New Delhi: India’s battered cryptocurrency industry, which has seen retail trading volumes decline by over 90% in the past three years, is cautiously optimistic about the industry’s latest surge.
On Monday, the price of one Bitcoin token crossed $82,000, scaling a new all-time peak and sparking optimism for growth of business among domestic cryptocurrency exchanges. However, domestic challenges such as heavy taxation and the Reserve Bank of India's adverse stance on cryptocurrencies could hinder a sustained growth in investors and trading volumes.
Ashish Singhal, chief executive of cryptocurrency exchange and aggregator CoinSwitch, said that the platform “has seen a 500-700% sequential uptick in active users on the platform—be it for returning users, or new users signing up on the platform.” The rise that Singhal pointed to occurred over the past one week, with Bitcoin rising to its record-high, fuelled by Donald Trump's victory in the US presidential elections held on 5 November.
“The demand for investing in cryptocurrencies in India remains lower than the highs we witnessed in 2021, due to multiple factors—the key among which include a negative stance on cryptocurrencies by the central government, and no offset of losses in taxation,” Singhal added.
Others echoed Singhal. Sumit Gupta, chief executive of cryptocurrency exchange CoinDCX, Sathvik Vishwanath, chief of Unocoin, and Vikram Subburaj, chief of Giottus all said that the platforms had seen a clear increase in active users over the past one week, during which the price of Bitcoin tokens soared by over 20%.
“We’ve seen a double-digit percentage of inactive users logging in and becoming active traders (in the past week). Since our platform has been active since 2013, many of the early buyers who were inactive are now choosing to exit and book profit as well,” Vishwanath told Mint.
“More investors are logging in during this period to add to their cryptocurrency holdings, since investors are bullish on the overall global growth of cryptocurrency tokens as an investment class due to the US elections,” said CoinDCX’s Gupta.
To be sure, US President-elect Donald Trump is viewed to have a pro-cryptocurrency stance in policymaking. In September, Trump invested in a cryptocurrency business, World Liberty Financial, and is therefore expected to have a softer, more enabling stance on the controversial asset class than the erstwhile Biden government.
President Biden and the US Securities and Exchange Commission (SEC) chairperson Gary Gensler have cracked down on cryptocurrencies. Gensler, in June 2021, had said that cryptocurrencies involved “frauds, scams and abuses.”
The differing policy stance is expected to boost Bitcoin’s pricing, a bellwether in cryptocurrency industry trends, to above $100,000—a projection that brokerages had made at the start of the year. “The exchange-traded funds (ETFs) in the US have further rationalized cryptocurrency investments around the world, and the US’s pro-cryptocurrency stance could boost a more favourable policy approach around the world including in India,” Singhal said.
However, each of the above stakeholders are cautious about their approach towards the industry. “What remains to be seen is for how long the rally holds—if Trump’s policy work on cryptocurrencies takes a backseat, investors may not take a bullish stance on Bitcoin for a very long-term approach.
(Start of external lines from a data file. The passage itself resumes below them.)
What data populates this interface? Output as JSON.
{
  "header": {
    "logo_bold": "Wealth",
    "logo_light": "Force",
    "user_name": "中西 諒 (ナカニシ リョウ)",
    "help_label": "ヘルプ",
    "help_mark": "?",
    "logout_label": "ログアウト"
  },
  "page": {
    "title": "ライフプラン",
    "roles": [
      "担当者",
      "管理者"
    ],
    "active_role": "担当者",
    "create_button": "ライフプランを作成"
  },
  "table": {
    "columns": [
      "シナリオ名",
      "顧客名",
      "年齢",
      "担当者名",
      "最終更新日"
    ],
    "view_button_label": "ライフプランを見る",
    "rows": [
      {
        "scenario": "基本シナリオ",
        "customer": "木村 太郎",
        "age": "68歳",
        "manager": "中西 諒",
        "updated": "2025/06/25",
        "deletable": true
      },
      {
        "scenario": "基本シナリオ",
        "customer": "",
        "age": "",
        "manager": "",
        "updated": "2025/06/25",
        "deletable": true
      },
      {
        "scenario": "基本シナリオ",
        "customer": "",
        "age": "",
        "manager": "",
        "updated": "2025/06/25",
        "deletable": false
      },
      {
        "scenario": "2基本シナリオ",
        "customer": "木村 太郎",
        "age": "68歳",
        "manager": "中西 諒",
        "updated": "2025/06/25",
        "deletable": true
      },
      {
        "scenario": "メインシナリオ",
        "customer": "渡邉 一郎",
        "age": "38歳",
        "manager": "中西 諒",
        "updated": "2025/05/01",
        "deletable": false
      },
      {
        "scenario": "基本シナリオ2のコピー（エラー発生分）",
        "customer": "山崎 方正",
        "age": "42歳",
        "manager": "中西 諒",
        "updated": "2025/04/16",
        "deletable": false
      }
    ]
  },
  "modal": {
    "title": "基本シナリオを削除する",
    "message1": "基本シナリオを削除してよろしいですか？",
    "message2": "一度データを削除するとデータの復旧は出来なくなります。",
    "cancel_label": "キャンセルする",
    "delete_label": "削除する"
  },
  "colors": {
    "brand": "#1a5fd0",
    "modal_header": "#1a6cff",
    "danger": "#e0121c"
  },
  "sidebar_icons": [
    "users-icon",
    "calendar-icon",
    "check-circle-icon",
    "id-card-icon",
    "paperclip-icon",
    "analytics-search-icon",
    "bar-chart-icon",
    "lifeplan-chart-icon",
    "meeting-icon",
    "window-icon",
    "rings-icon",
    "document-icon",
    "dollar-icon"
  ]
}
We may then see some corrections in Bitcoin and the overall cryptocurrency industry’s valuations,” Giottus’ Subburaj said.
Unocoin’s Vishwanath added that the WazirX hacking incident, coupled with the lack of any policy or formal approach from the Centre in India, has left the industry without a clear direction ahead.
“This (the WazirX hack) has seriously hampered the trust that consumers had on India’s crypto industry. Customers who have lost money on WazirX are not even considering alternate exchanges right now, and it could take up to at least the middle of next year for us to convince them,” Vishwanath said.
He added that if the US takes a positive approach towards cryptocurrencies, this may influence other geographies to follow suit. “So, just India taking up a different stance with regulation and taxation will not sustain in the long run. Cryptocurrencies are not tied to a physical location, and this could lead to capital and talent flight,” Vishwanath said.
In the long run, this could lead to diversification of businesses, too. Vishwanath said that a diversification approach may not be out of the question. CoinSwitch, India’s best-funded cryptocurrency venture, has already enabled equity investing—though Singhal has insisted that the diversification plan “was always on the cards, and is not linked to the crypto market’s movement.”
CoinDCX’s Gupta said that if India’s negative stance on taxation and investing “persists beyond the next fiscal, investors may find the tax burden too much to sustain—and this can significantly hurt the local cryptocurrency industry.”
“We haven’t heard any intent of a positive upturn in approach towards the cryptocurrency industry from the Centre, but we’re hoping that a friendlier US policy approach may make the India market more viable for investors, too,” Gupta said.